ぼくたちのプライド

 こうして今日という日がだんだん終わりに近づいていく。
 たった数時間しかいなかったのに、まるまる一日ここにいるような感覚になっていった。

「どう?なかなかご飯食べれなかったでしょ?」
「ううん、全然!昨日までと比べたらだいぶマシな方だよ…」
 
 そう、昨日までまともに者も食べれなかった。
 お店に行こうにも、いつあの追手の仲間が紛れているのかもわからないし…。
 森とかに行って動物とか狩ろうにも狩りの方法なんてわからないし…。
 一応、お母さんに食べられる野草の見分け方教えてもらったからなんとか生きて行けたけど。

「そ、そう?ならよかったわ」
「ごはん、おいしかったよ!ありがとう、ウルンちゃん」
「そういってもらえると、私も、作ってくれたこの子たちも嬉しいわ!ね、みんな?」
「おねーさん、ありがとー!」
「いいえ、こっちこそありがとう」
「うわーい、なでられた~」

 またキャッキャと笑いながらどこかへ走り去っていった。

「あの子の名前は教えていなかったわよね。

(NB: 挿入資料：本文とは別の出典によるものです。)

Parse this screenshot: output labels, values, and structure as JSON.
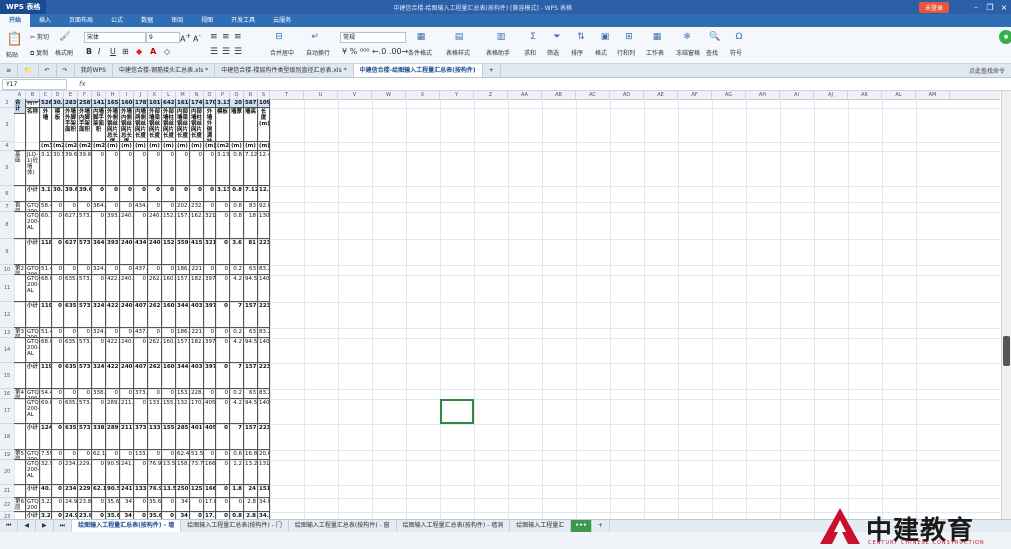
{
  "window": {
    "app_name": "WPS 表格",
    "doc_title": "中建信合楼-给图输入工程量汇总表(按构件) [兼容模式] - WPS 表格",
    "login": "未登录"
  },
  "menu": [
    "开始",
    "插入",
    "页面布局",
    "公式",
    "数据",
    "审阅",
    "视图",
    "开发工具",
    "云服务"
  ],
  "ribbon": {
    "paste": "粘贴",
    "cut": "剪切",
    "copy": "复制",
    "format_painter": "格式刷",
    "font_name": "宋体",
    "font_size": "9",
    "merge_center": "合并居中",
    "wrap": "自动换行",
    "number_format": "常规",
    "cond_format": "条件格式",
    "table_style": "表格样式",
    "symbol": "符号",
    "sum": "求和",
    "filter": "筛选",
    "sort": "排序",
    "format": "格式",
    "row_col": "行和列",
    "worksheet": "工作表",
    "freeze": "冻结窗格",
    "find": "查找",
    "symbols": "符号",
    "doc_helper": "表格助手"
  },
  "file_tabs": [
    {
      "label": "我的WPS",
      "active": false
    },
    {
      "label": "中建信合楼-钢筋接头汇总表.xls *",
      "active": false
    },
    {
      "label": "中建信合楼-楼层构件类型级别直径汇总表.xls *",
      "active": false
    },
    {
      "label": "中建信合楼-给图输入工程量汇总表(按构件)",
      "active": true
    }
  ],
  "file_tab_tip": "点此查找命令",
  "formula_bar": {
    "cell_ref": "Y17",
    "fx": "fx"
  },
  "columns": [
    "A",
    "B",
    "C",
    "D",
    "E",
    "F",
    "G",
    "H",
    "I",
    "J",
    "K",
    "L",
    "M",
    "N",
    "O",
    "P",
    "Q",
    "R",
    "S",
    "T",
    "U",
    "V",
    "W",
    "X",
    "Y",
    "Z",
    "AA",
    "AB",
    "AC",
    "AD",
    "AE",
    "AF",
    "AG",
    "AH",
    "AI",
    "AJ",
    "AK",
    "AL",
    "AM"
  ],
  "rows": [
    "2",
    "3",
    "4",
    "5",
    "6",
    "7",
    "8",
    "9",
    "10",
    "11",
    "12",
    "13",
    "14",
    "15",
    "16",
    "17",
    "18",
    "19",
    "20",
    "21",
    "22",
    "23"
  ],
  "sheet": {
    "title_header": "工程量名称",
    "corner_top": "构件",
    "corner_left_top": "楼",
    "floor_label": "层",
    "name_label": "名称",
    "col_headers": [
      "外墙",
      "模板",
      "外墙外脚手架面积",
      "外墙内脚手架面积",
      "内墙脚手架面积",
      "外墙外侧钢丝网片总长度",
      "外墙内侧钢丝网片总长度",
      "内墙两侧钢丝网片长度",
      "外部墙梁钢丝网片长度",
      "外部墙柱钢丝网片长度",
      "内部墙梁钢丝网片长度",
      "内部墙柱钢丝网片长度",
      "外墙外侧满挂钢丝网片长度",
      "模板",
      "墙厚",
      "墙高",
      "长度(m)"
    ],
    "units": [
      "(m3)",
      "(m2)",
      "(m2)",
      "(m2)",
      "(m2)",
      "(m)",
      "(m)",
      "(m)",
      "(m)",
      "(m)",
      "(m)",
      "(m)",
      "(m)",
      "(m2)",
      "(m)",
      "(m)",
      "(m)"
    ],
    "body_rows": [
      {
        "floor": "基础",
        "name": "JLQ-1(砼墙体)",
        "vals": [
          "3.139",
          "30.5",
          "39.6",
          "39.6",
          "0",
          "0",
          "0",
          "0",
          "0",
          "0",
          "0",
          "0",
          "0",
          "3.139",
          "0.8",
          "7.12",
          "12.4"
        ],
        "bold": false
      },
      {
        "floor": "",
        "name": "小计",
        "vals": [
          "3.1391",
          "30.6",
          "39.6",
          "39.6",
          "0",
          "0",
          "0",
          "0",
          "0",
          "0",
          "0",
          "0",
          "0",
          "3.1391",
          "0.8",
          "7.12",
          "12.4"
        ],
        "bold": true
      },
      {
        "floor": "首层",
        "name": "GTQ-200",
        "vals": [
          "58.46",
          "0",
          "0",
          "0",
          "364.0",
          "0",
          "0",
          "434.5",
          "0",
          "0",
          "202.1",
          "232.4",
          "0",
          "0",
          "0.8",
          "83",
          "92.85"
        ],
        "bold": false
      },
      {
        "floor": "",
        "name": "GTQ-200-AL",
        "vals": [
          "60.15",
          "0",
          "627.7",
          "573.3",
          "0",
          "393.2",
          "240.5",
          "0",
          "240.8",
          "152.4",
          "157.7",
          "162.7",
          "321.1",
          "0",
          "0.8",
          "18",
          "130.8"
        ],
        "bold": false
      },
      {
        "floor": "",
        "name": "小计",
        "vals": [
          "118.5731",
          "0",
          "627.732",
          "573.3",
          "364.05",
          "393.2",
          "240.5",
          "434.55",
          "240.8",
          "152.4",
          "359.8",
          "415.15",
          "321.19",
          "0",
          "3.6",
          "81",
          "223.65"
        ],
        "bold": true
      },
      {
        "floor": "第2层",
        "name": "GTQ-200",
        "vals": [
          "51.47",
          "0",
          "0",
          "0",
          "324.3",
          "0",
          "0",
          "437.8",
          "0",
          "0",
          "186.8",
          "221",
          "0",
          "0",
          "0.2",
          "63",
          "83.25"
        ],
        "bold": false
      },
      {
        "floor": "",
        "name": "GTQ-200-AL",
        "vals": [
          "68.05",
          "0",
          "635.4",
          "573.3",
          "0",
          "422.3",
          "240.5",
          "0",
          "262.1",
          "160.2",
          "157.7",
          "182.7",
          "397.0",
          "0",
          "4.2",
          "94.5",
          "140.4"
        ],
        "bold": false
      },
      {
        "floor": "",
        "name": "小计",
        "vals": [
          "119.526",
          "0",
          "635.4",
          "573.3",
          "324.3926",
          "422.3",
          "240.5",
          "407.85",
          "262.1",
          "160.2",
          "344.6",
          "403.75",
          "397.05",
          "0",
          "7",
          "157.5",
          "223.65"
        ],
        "bold": true
      },
      {
        "floor": "第3层",
        "name": "GTQ-200",
        "vals": [
          "51.47",
          "0",
          "0",
          "0",
          "324.3",
          "0",
          "0",
          "437.8",
          "0",
          "0",
          "186.8",
          "221",
          "0",
          "0",
          "0.2",
          "63",
          "83.25"
        ],
        "bold": false
      },
      {
        "floor": "",
        "name": "GTQ-200-AL",
        "vals": [
          "68.05",
          "0",
          "635.4",
          "573.3",
          "0",
          "422.3",
          "240.5",
          "0",
          "262.1",
          "160.2",
          "157.7",
          "182.7",
          "397.0",
          "0",
          "4.2",
          "94.5",
          "140.4"
        ],
        "bold": false
      },
      {
        "floor": "",
        "name": "小计",
        "vals": [
          "119.5259",
          "0",
          "635.4",
          "573.3",
          "324.3926",
          "422.3",
          "240.5",
          "407.85",
          "262.1",
          "160.2",
          "344.6",
          "403.75",
          "397.05",
          "0",
          "7",
          "157.5",
          "223.65"
        ],
        "bold": true
      },
      {
        "floor": "第4层",
        "name": "GTQ-200",
        "vals": [
          "54.41",
          "0",
          "0",
          "0",
          "338.7",
          "0",
          "0",
          "373.3",
          "0",
          "0",
          "153.4",
          "228.8",
          "0",
          "0",
          "0.2",
          "63",
          "83.25"
        ],
        "bold": false
      },
      {
        "floor": "",
        "name": "GTQ-200-AL",
        "vals": [
          "69.68",
          "0",
          "635.4",
          "573.3",
          "0",
          "289.5",
          "211.2",
          "0",
          "133.6",
          "155.9",
          "132.4",
          "170.7",
          "405.9",
          "0",
          "4.2",
          "94.5",
          "140.4"
        ],
        "bold": false
      },
      {
        "floor": "",
        "name": "小计",
        "vals": [
          "124.1009",
          "0",
          "635.4",
          "573.3",
          "338.7458",
          "289.5243",
          "211.2122",
          "373.3262",
          "133.6167",
          "155.9109",
          "285.8",
          "401.6276",
          "405.9698",
          "0",
          "7",
          "157.5",
          "223.65"
        ],
        "bold": true
      },
      {
        "floor": "第5层",
        "name": "GTQ-200",
        "vals": [
          "7.559",
          "0",
          "0",
          "0",
          "62.14",
          "0",
          "0",
          "133.9",
          "0",
          "0",
          "62.43",
          "51.54",
          "0",
          "0",
          "0.6",
          "16.8",
          "20.6"
        ],
        "bold": false
      },
      {
        "floor": "",
        "name": "GTQ-200-AL",
        "vals": [
          "32.94",
          "0",
          "234.7",
          "229.3",
          "0",
          "90.56",
          "241.8",
          "0",
          "76.98",
          "13.59",
          "158.1",
          "73.75",
          "166.4",
          "0",
          "1.2",
          "13.2",
          "131"
        ],
        "bold": false
      },
      {
        "floor": "",
        "name": "小计",
        "vals": [
          "40.5023",
          "0",
          "234.78",
          "229.3",
          "62.14",
          "90.5602",
          "241.8554",
          "133.9967",
          "76.9645",
          "13.5957",
          "250.5527",
          "125.2994",
          "166.4078",
          "0",
          "1.8",
          "24",
          "151.6"
        ],
        "bold": true
      },
      {
        "floor": "第6层",
        "name": "GTQ-200",
        "vals": [
          "3.224",
          "0",
          "24.9",
          "23.8",
          "0",
          "35.6",
          "34",
          "0",
          "35.6",
          "0",
          "34",
          "0",
          "17.8",
          "0",
          "0",
          "2.8",
          "34.8"
        ],
        "bold": false
      },
      {
        "floor": "",
        "name": "小计",
        "vals": [
          "3.2246",
          "0",
          "24.9",
          "23.8",
          "0",
          "35.6",
          "34",
          "0",
          "35.6",
          "0",
          "34",
          "0",
          "17.8",
          "0",
          "0.8",
          "2.8",
          "34.8"
        ],
        "bold": true
      },
      {
        "floor": "合计",
        "name": "",
        "vals": [
          "526.5",
          "30.6",
          "2833",
          "2581",
          "1413.",
          "1653.",
          "1608",
          "1787",
          "1011",
          "642.9",
          "1618.",
          "1749.",
          "1707.",
          "3.139",
          "20",
          "587.4",
          "1090.4"
        ],
        "bold": true,
        "total": true
      }
    ]
  },
  "sheet_tabs": [
    {
      "label": "绘图输入工程量汇总表(按构件) - 墙",
      "active": true
    },
    {
      "label": "绘图输入工程量汇总表(按构件) - 门",
      "active": false
    },
    {
      "label": "绘图输入工程量汇总表(按构件) - 窗",
      "active": false
    },
    {
      "label": "绘图输入工程量汇总表(按构件) - 墙洞",
      "active": false
    },
    {
      "label": "绘图输入工程量汇",
      "active": false
    },
    {
      "label": "•••",
      "active": false,
      "more": true
    },
    {
      "label": "+",
      "active": false
    }
  ],
  "logo": {
    "text": "中建教育",
    "sub": "CENTURY CHINESE CONSTRUCTION"
  }
}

二つ縛りの子がルサ、サイドテールの子がホニよ」
「あの子たちもなにかしらの能力を持ってるの?」
「もちろん。ホニはもこもこしたものを出したりする能力。ルサは角の能力よ。ちなみにだけど、その角は鹿っぽいものなの」

 なんというか、かわいらしい能力だな。

「ホニのもこもこは結構役に立つわよ。冬には暖をとれるし、服にとできたりするし、柔らかいからクッション代わりになったりするの」

 これがその素材で作ったぬいぐるみなのといって、ウルンは私にぬいぐるみを差し出す。
 触ってみると、なるほど…ものすごく触り心地がいい。
 雲のように軽く、それでいてほのかに優しいぬくもりが感じるような…。